Number 2: You now really need Miami Herald, Washington Post, NY Times, Chicago Tribune and Chicago Sun-Times accounts for this site. I'm not gonna apologize if you can't get to things from those sites that I can. I have the free accounts, too, ya know.

Monday, January 02, 2006

Humanity looks to the Gregorian New Year as a sign that things will get better. Of course, then we realize how stupid that is when we wake up in the New Year with the worst hangover since last St. Patrick's Day and/or Cinco de Mayo.

Does this mean what you think it means? Really? Really? Really? Yup. It means...


Every year, I choose the four men, women, organizations, and/or weather patterns that gave us another shove toward Revelations. And it's funny, 2005 was starting to look like the number of the Beast... which just, on a side note, makes me wonder how many Christians back in 665 A.D. expected New Year's to be the end of the world.

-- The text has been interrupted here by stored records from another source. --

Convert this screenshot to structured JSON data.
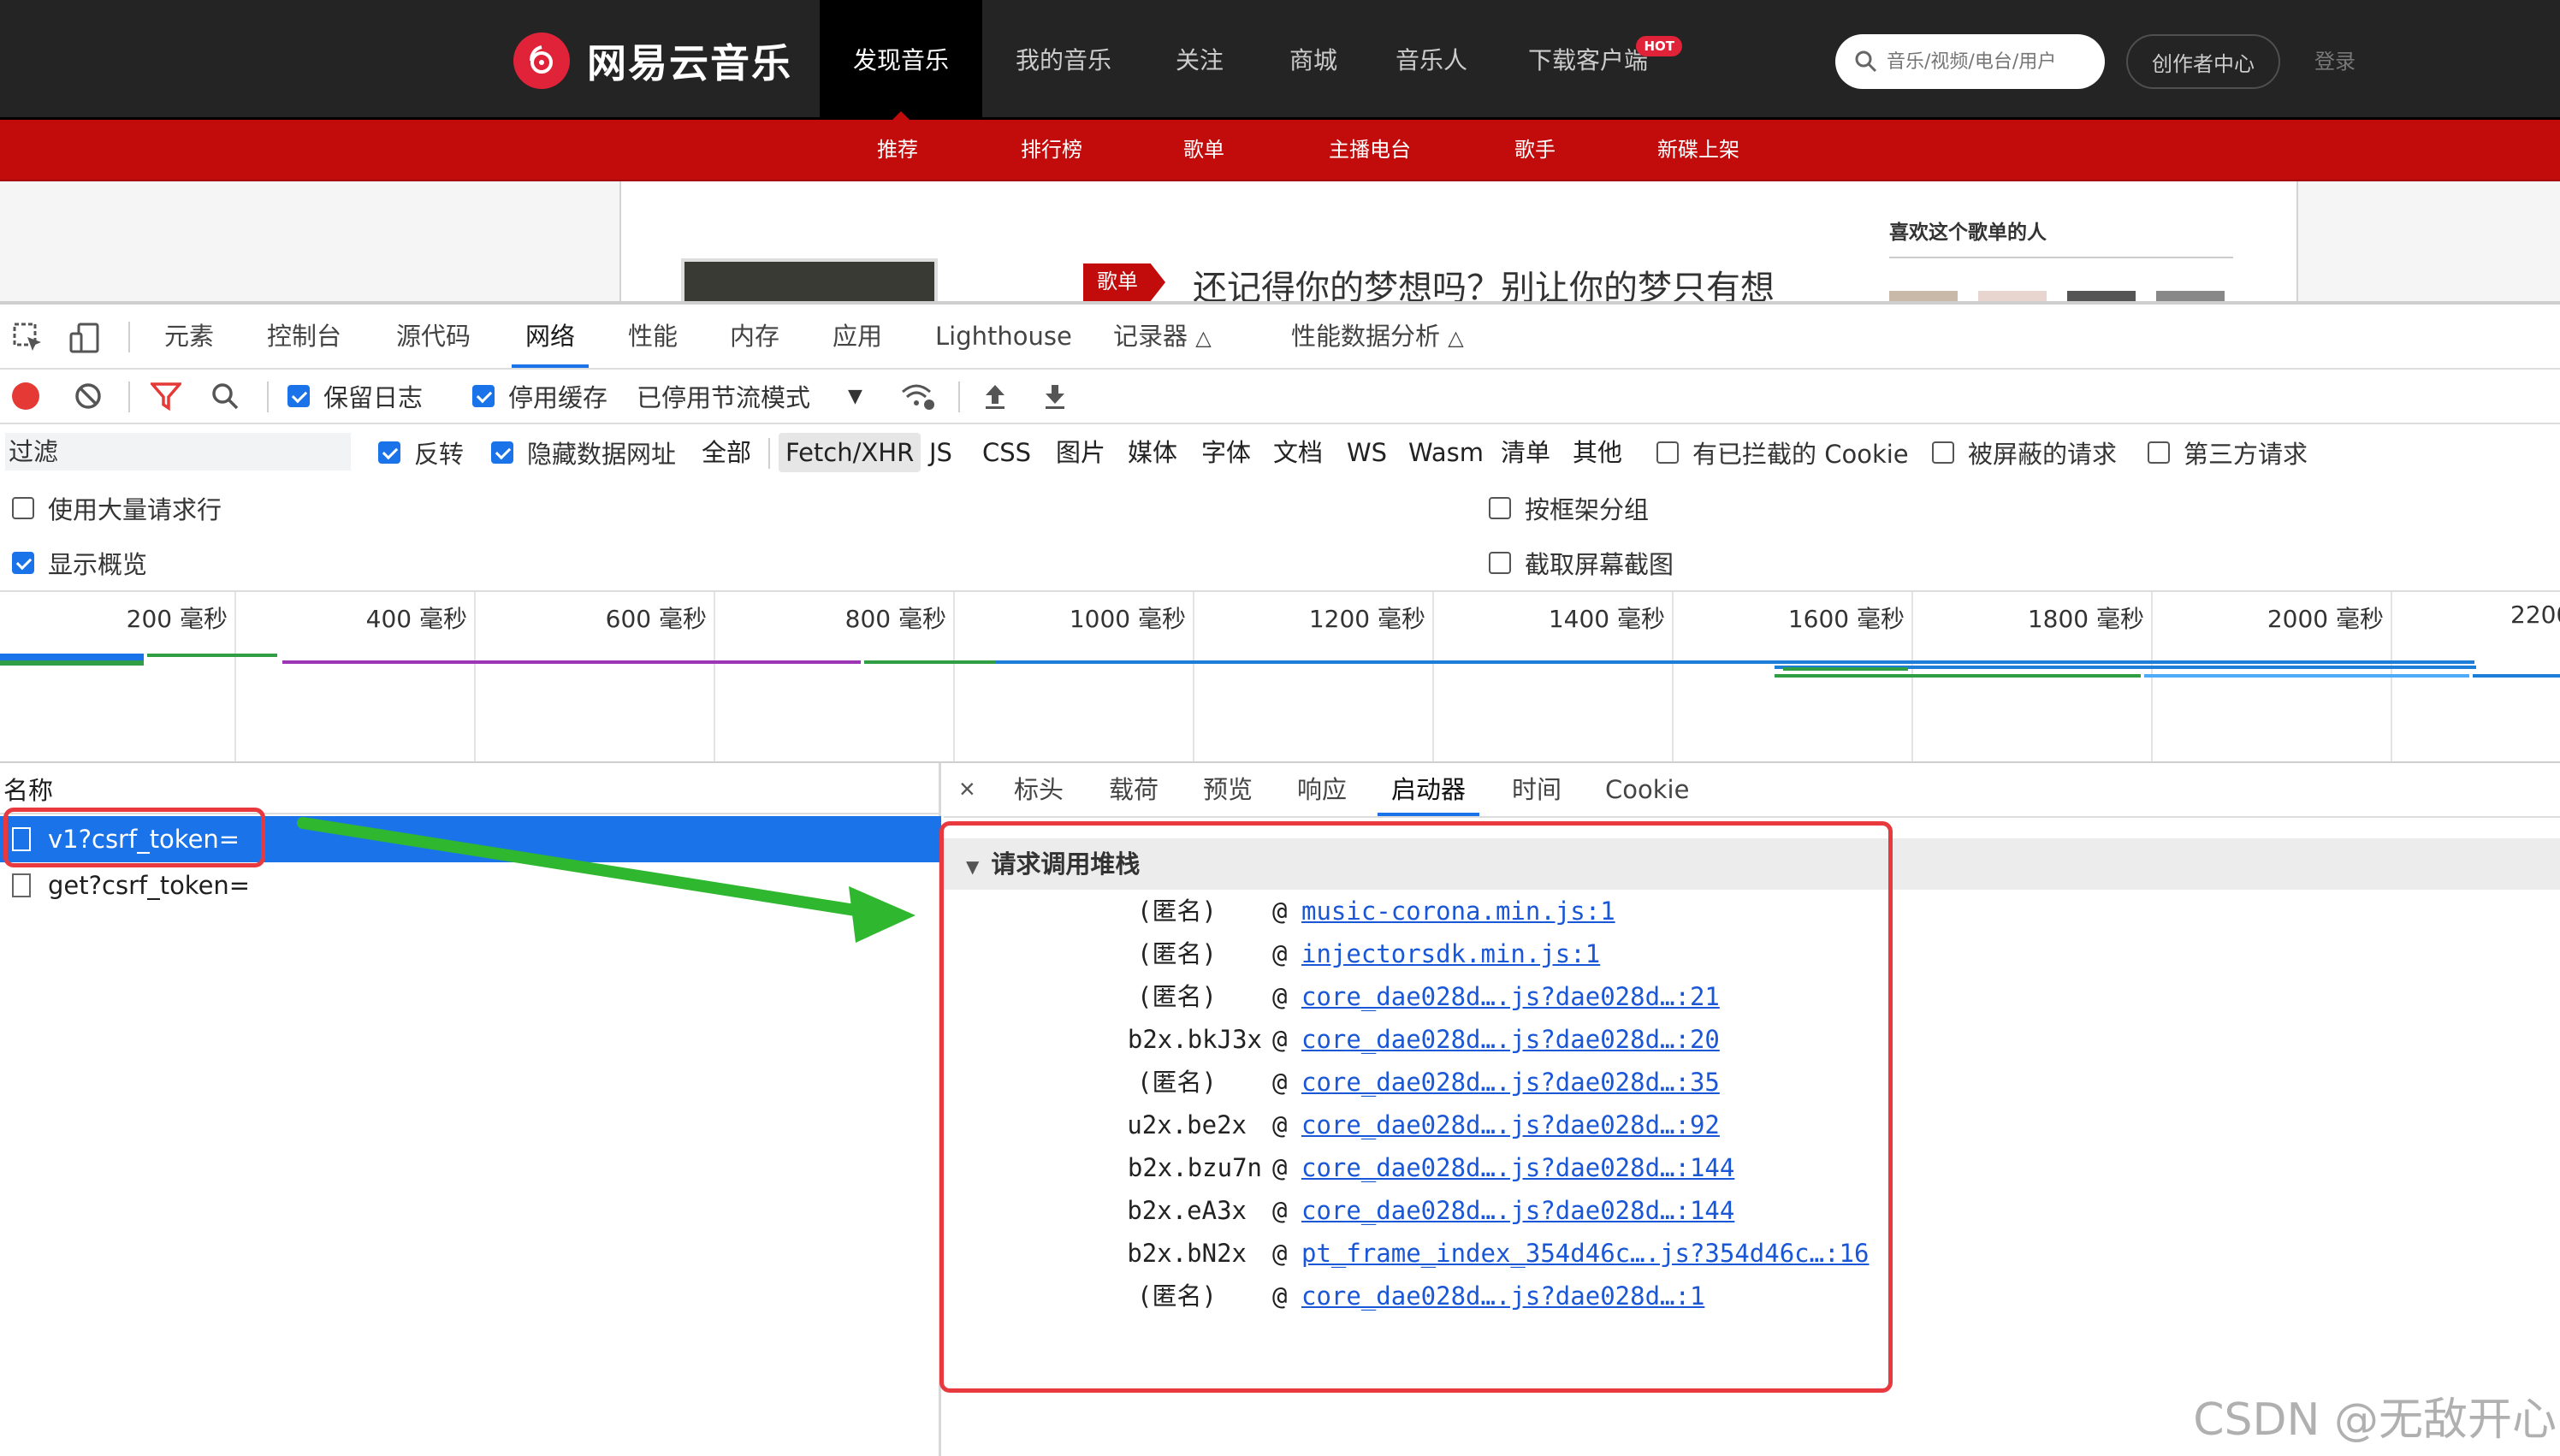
{
  "site": {
    "logo_text": "网易云音乐",
    "nav": [
      "发现音乐",
      "我的音乐",
      "关注",
      "商城",
      "音乐人",
      "下载客户端"
    ],
    "hot_badge": "HOT",
    "search_placeholder": "音乐/视频/电台/用户",
    "creator_center": "创作者中心",
    "login": "登录",
    "subnav": [
      "推荐",
      "排行榜",
      "歌单",
      "主播电台",
      "歌手",
      "新碟上架"
    ],
    "playlist_tag": "歌单",
    "playlist_title": "还记得你的梦想吗？别让你的梦只有想",
    "side_heading": "喜欢这个歌单的人"
  },
  "devtools": {
    "tabs": [
      "元素",
      "控制台",
      "源代码",
      "网络",
      "性能",
      "内存",
      "应用",
      "Lighthouse",
      "记录器",
      "性能数据分析"
    ],
    "active_tab": "网络",
    "toolbar": {
      "preserve_log": "保留日志",
      "disable_cache": "停用缓存",
      "throttling": "已停用节流模式"
    },
    "filter": {
      "placeholder": "过滤",
      "invert": "反转",
      "hide_data_urls": "隐藏数据网址",
      "types": [
        "全部",
        "Fetch/XHR",
        "JS",
        "CSS",
        "图片",
        "媒体",
        "字体",
        "文档",
        "WS",
        "Wasm",
        "清单",
        "其他"
      ],
      "active_type": "Fetch/XHR",
      "blocked_cookies": "有已拦截的 Cookie",
      "blocked_requests": "被屏蔽的请求",
      "third_party": "第三方请求"
    },
    "options": {
      "big_rows": "使用大量请求行",
      "group_by_frame": "按框架分组",
      "show_overview": "显示概览",
      "capture_screenshots": "截取屏幕截图"
    },
    "timeline_labels": [
      "200 毫秒",
      "400 毫秒",
      "600 毫秒",
      "800 毫秒",
      "1000 毫秒",
      "1200 毫秒",
      "1400 毫秒",
      "1600 毫秒",
      "1800 毫秒",
      "2000 毫秒",
      "2200"
    ],
    "requests": {
      "header": "名称",
      "items": [
        "v1?csrf_token=",
        "get?csrf_token="
      ]
    },
    "detail_tabs": [
      "标头",
      "载荷",
      "预览",
      "响应",
      "启动器",
      "时间",
      "Cookie"
    ],
    "active_detail_tab": "启动器",
    "stack_title": "请求调用堆栈",
    "stack": [
      {
        "fn": "(匿名)",
        "src": "music-corona.min.js:1"
      },
      {
        "fn": "(匿名)",
        "src": "injectorsdk.min.js:1"
      },
      {
        "fn": "(匿名)",
        "src": "core_dae028d….js?dae028d…:21"
      },
      {
        "fn": "b2x.bkJ3x",
        "src": "core_dae028d….js?dae028d…:20"
      },
      {
        "fn": "(匿名)",
        "src": "core_dae028d….js?dae028d…:35"
      },
      {
        "fn": "u2x.be2x",
        "src": "core_dae028d….js?dae028d…:92"
      },
      {
        "fn": "b2x.bzu7n",
        "src": "core_dae028d….js?dae028d…:144"
      },
      {
        "fn": "b2x.eA3x",
        "src": "core_dae028d….js?dae028d…:144"
      },
      {
        "fn": "b2x.bN2x",
        "src": "pt_frame_index_354d46c….js?354d46c…:16"
      },
      {
        "fn": "(匿名)",
        "src": "core_dae028d….js?dae028d…:1"
      }
    ]
  },
  "watermark": "CSDN @无敌开心",
  "colors": {
    "brand_red": "#c20c0c",
    "devtools_blue": "#1a73e8",
    "annotation_red": "#e8393f",
    "annotation_green": "#2fb82f"
  }
}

This year had so many choices. Everyone was clamoring to their spot on this list. Even Michael Jackson, after a year's absence, made a run. However, he didn't quite make it (which might be a sign of the Apocalypse in itself). Instead, another girl made herself the leader of the Horsemen in one fell swoop/hurricane season.

Because who did more damage than Mother Nature herself? Gaia whacked the crap out of Indonesia right before the end of last year, giving that country a whole lot to do for 2005. And everyone reading this, I can imagine (besides several web-surfing programmed bots that have no emotions) can think of Hurricane Katrina, bringing New Orleans, one of the jewels of the United States, and the rest of the Gulf Coast to a standstill. Don't forget how many hurricanes actually came about in the Atlantic/Gulf. We made it to Epsilon (number 14). And did I mention it's thunderstorming outside my house as I write this? Mother Nature, I name you Death, my Horse(wo)man.

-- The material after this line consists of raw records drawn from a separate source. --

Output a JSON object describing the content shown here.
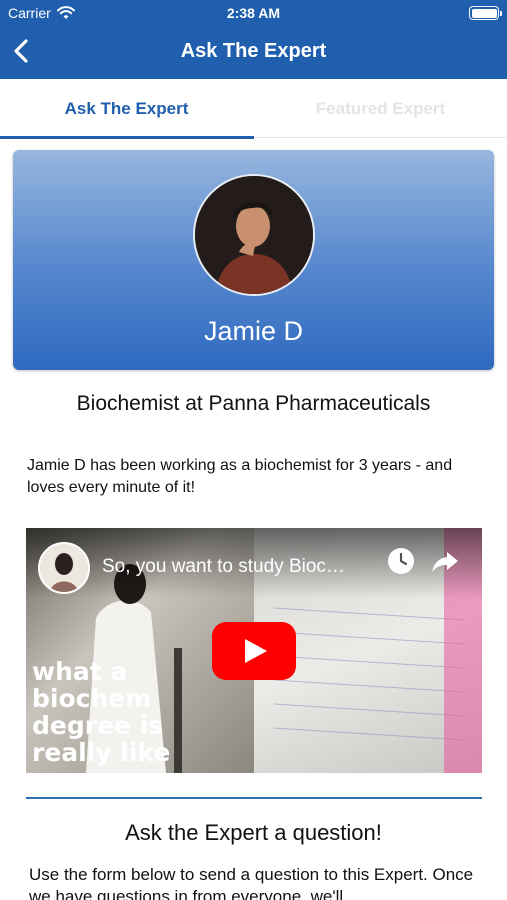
{
  "status_bar": {
    "carrier": "Carrier",
    "time": "2:38 AM"
  },
  "nav": {
    "title": "Ask The Expert",
    "back_icon": "chevron-left-icon"
  },
  "tabs": [
    {
      "label": "Ask The Expert",
      "active": true
    },
    {
      "label": "Featured Expert",
      "active": false
    }
  ],
  "profile": {
    "name": "Jamie D",
    "role": "Biochemist at Panna Pharmaceuticals"
  },
  "bio": "Jamie D has been working as a biochemist for 3 years - and loves every minute of it!",
  "video": {
    "title": "So, you want to study Bioc…",
    "overlay_text": "what a biochem degree is really like",
    "icons": [
      "watch-later-icon",
      "share-icon",
      "play-icon"
    ]
  },
  "question": {
    "heading": "Ask the Expert a question!",
    "body": "Use the form below to send a question to this Expert. Once we have questions in from everyone, we'll"
  },
  "colors": {
    "brand_blue": "#1f5fae",
    "inactive_tab": "#e4e4e4",
    "play_red": "#ff0000"
  }
}
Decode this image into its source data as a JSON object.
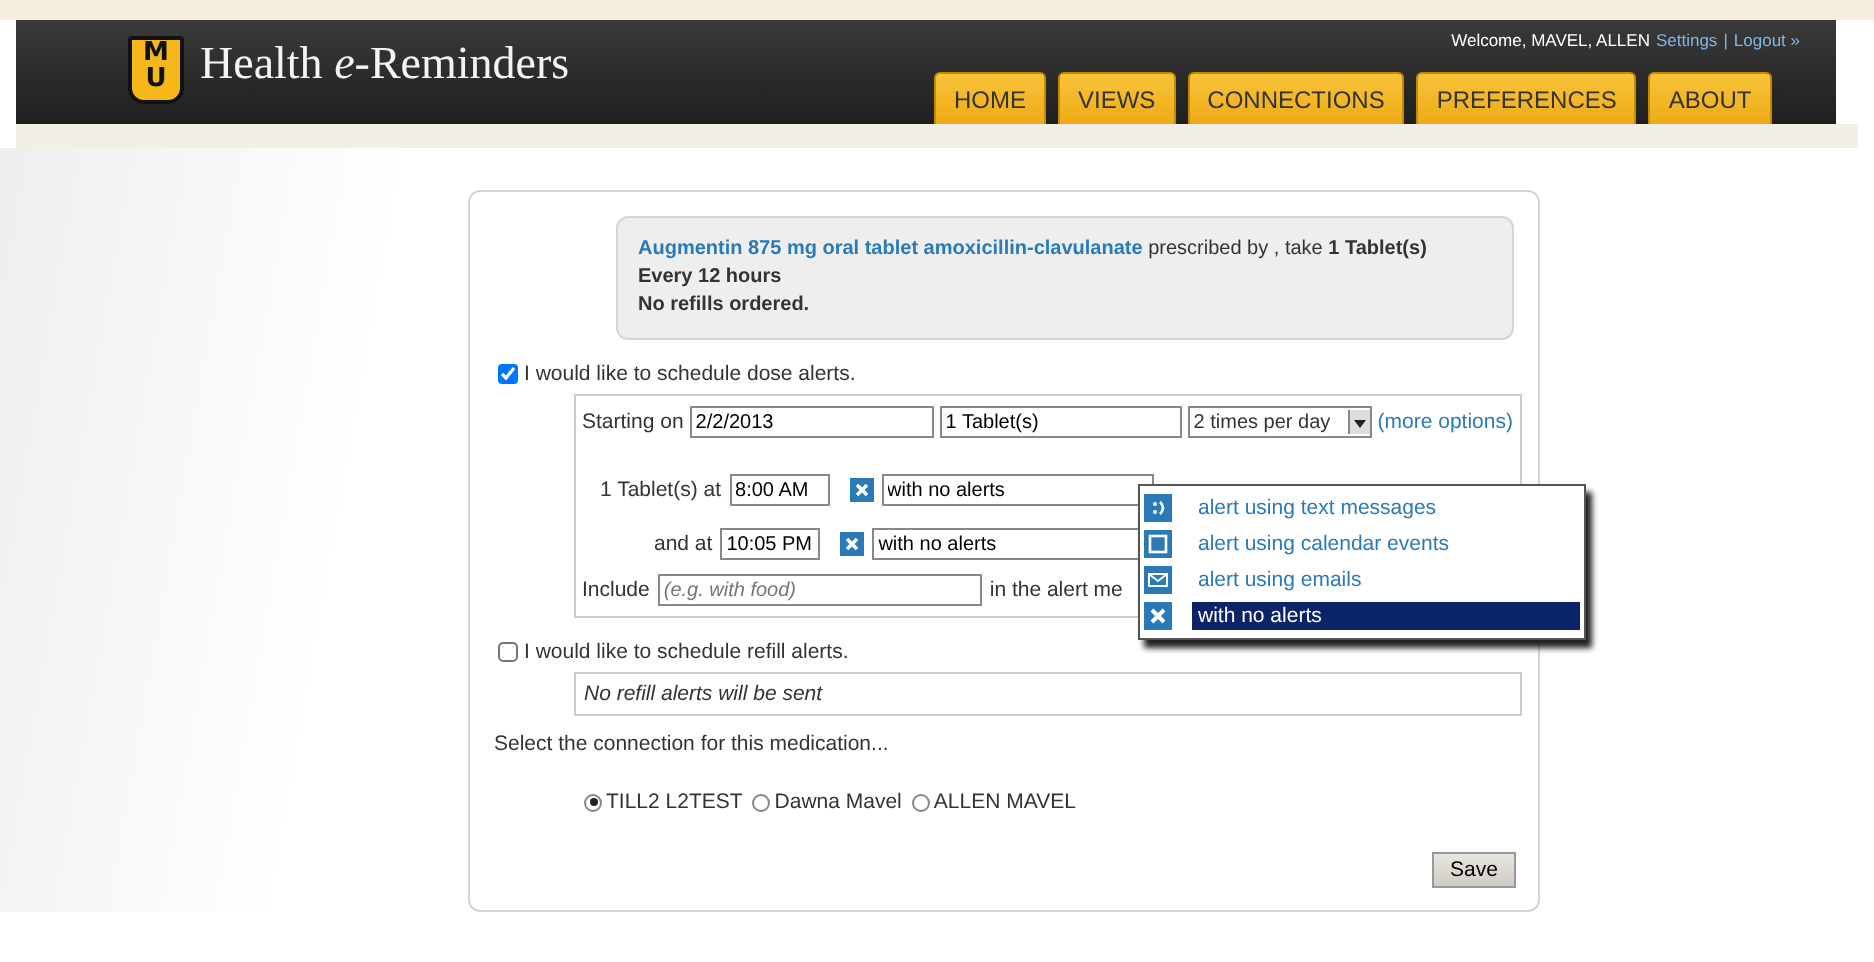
{
  "header": {
    "logo_letters": [
      "M",
      "U"
    ],
    "title": "Health *e*-Reminders",
    "welcome": "Welcome, MAVEL, ALLEN",
    "links": [
      "Settings",
      "|",
      "Logout »"
    ],
    "nav": [
      {
        "label": "HOME"
      },
      {
        "label": "VIEWS"
      },
      {
        "label": "CONNECTIONS"
      },
      {
        "label": "PREFERENCES"
      },
      {
        "label": "ABOUT"
      }
    ]
  },
  "prescription": {
    "drug": "Augmentin 875 mg oral tablet amoxicillin-clavulanate",
    "text": " prescribed by , take **1 Tablet(s)**",
    "lines": [
      "Every 12 hours",
      "No refills ordered."
    ]
  },
  "dose_alerts": {
    "checked": true,
    "label": "I would like to schedule dose alerts.",
    "starting_label": "Starting on",
    "date": "2/2/2013",
    "dose": "1 Tablet(s)",
    "frequency": "2 times per day",
    "more_options": "(more options)",
    "times": [
      {
        "label": "1 Tablet(s) at",
        "time": "8:00 AM",
        "alert": "with no alerts"
      },
      {
        "label": "and at",
        "time": "10:05 PM",
        "alert": "with no alerts"
      }
    ],
    "include_label": "Include",
    "include_placeholder": "(e.g. with food)",
    "include_suffix": "in the alert me"
  },
  "alert_menu": [
    {
      "kind": "text",
      "label": "alert using text messages",
      "selected": false
    },
    {
      "kind": "calendar",
      "label": "alert using calendar events",
      "selected": false
    },
    {
      "kind": "email",
      "label": "alert using emails",
      "selected": false
    },
    {
      "kind": "none",
      "label": "with no alerts",
      "selected": true
    }
  ],
  "refill_alerts": {
    "checked": false,
    "label": "I would like to schedule refill alerts.",
    "note": "No refill alerts will be sent"
  },
  "connection": {
    "prompt": "Select the connection for this medication...",
    "options": [
      {
        "label": "TILL2 L2TEST",
        "selected": true
      },
      {
        "label": "Dawna Mavel",
        "selected": false
      },
      {
        "label": "ALLEN MAVEL",
        "selected": false
      }
    ]
  },
  "save": "Save"
}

In a less depressing choice, my Horseman of War: a war is coming... North and South, brother against brother, the rematch. But it's not what you think, unless you live in Chicago. Then you know exactly what I mean. North Side, South Side. Cubs, White Sox. And what all started this? Ozzie Guillen, the manager, winning the White Sox a World Series.

And what does this mean for the rest of the world? The alignment of Major League Baseball's World Series into one Apocalyptic moment has begun. To explain: the Cubs won their last World Series in 1908. Then got cursed. The White Sox won their last Series in 1917, nine years later. Then got a Black Sox scandal. The Red Sox won their Series in 1918, a year later. Then got cursed by a Bambino, whatever the heck that is.

Like a rubberband, it is coming back. The Red Sox won and broke their curse; the White Sox won the year after (this year), living down the Black Sox scandal. God help us when the Cubs win in nine years, completing the cycle and causing the Rapture. Jesus will want some peanuts and crackerjacks, so save him some.

Goddamn you, Ozzie Guillen, the Horseman of War, for being good at what you do.

Pestilence was not a tough choice. Who didn't cheer for Avian Flu to get this award? Yep, we actually had a plague this year, looking to go Biblical. Thankfully, Avian Flu didn't reach the United States this year. All the birds were killed by hurricanes.

And who brings up the rear? The Horseman of Famine! This one is the man with the plan, the man working in the backfield for Mother Nature, the man without the relief helicopters: the director of FEMA, Michael Brown! He kept the food, money, and pretty much any major relief out of New Orleans. And President Bush refused aid from most of the known world, knowing PERFECTLY well the US could handle a little hurricane damage! Haha! Everything added to Brown's success, earning him the title of Famine.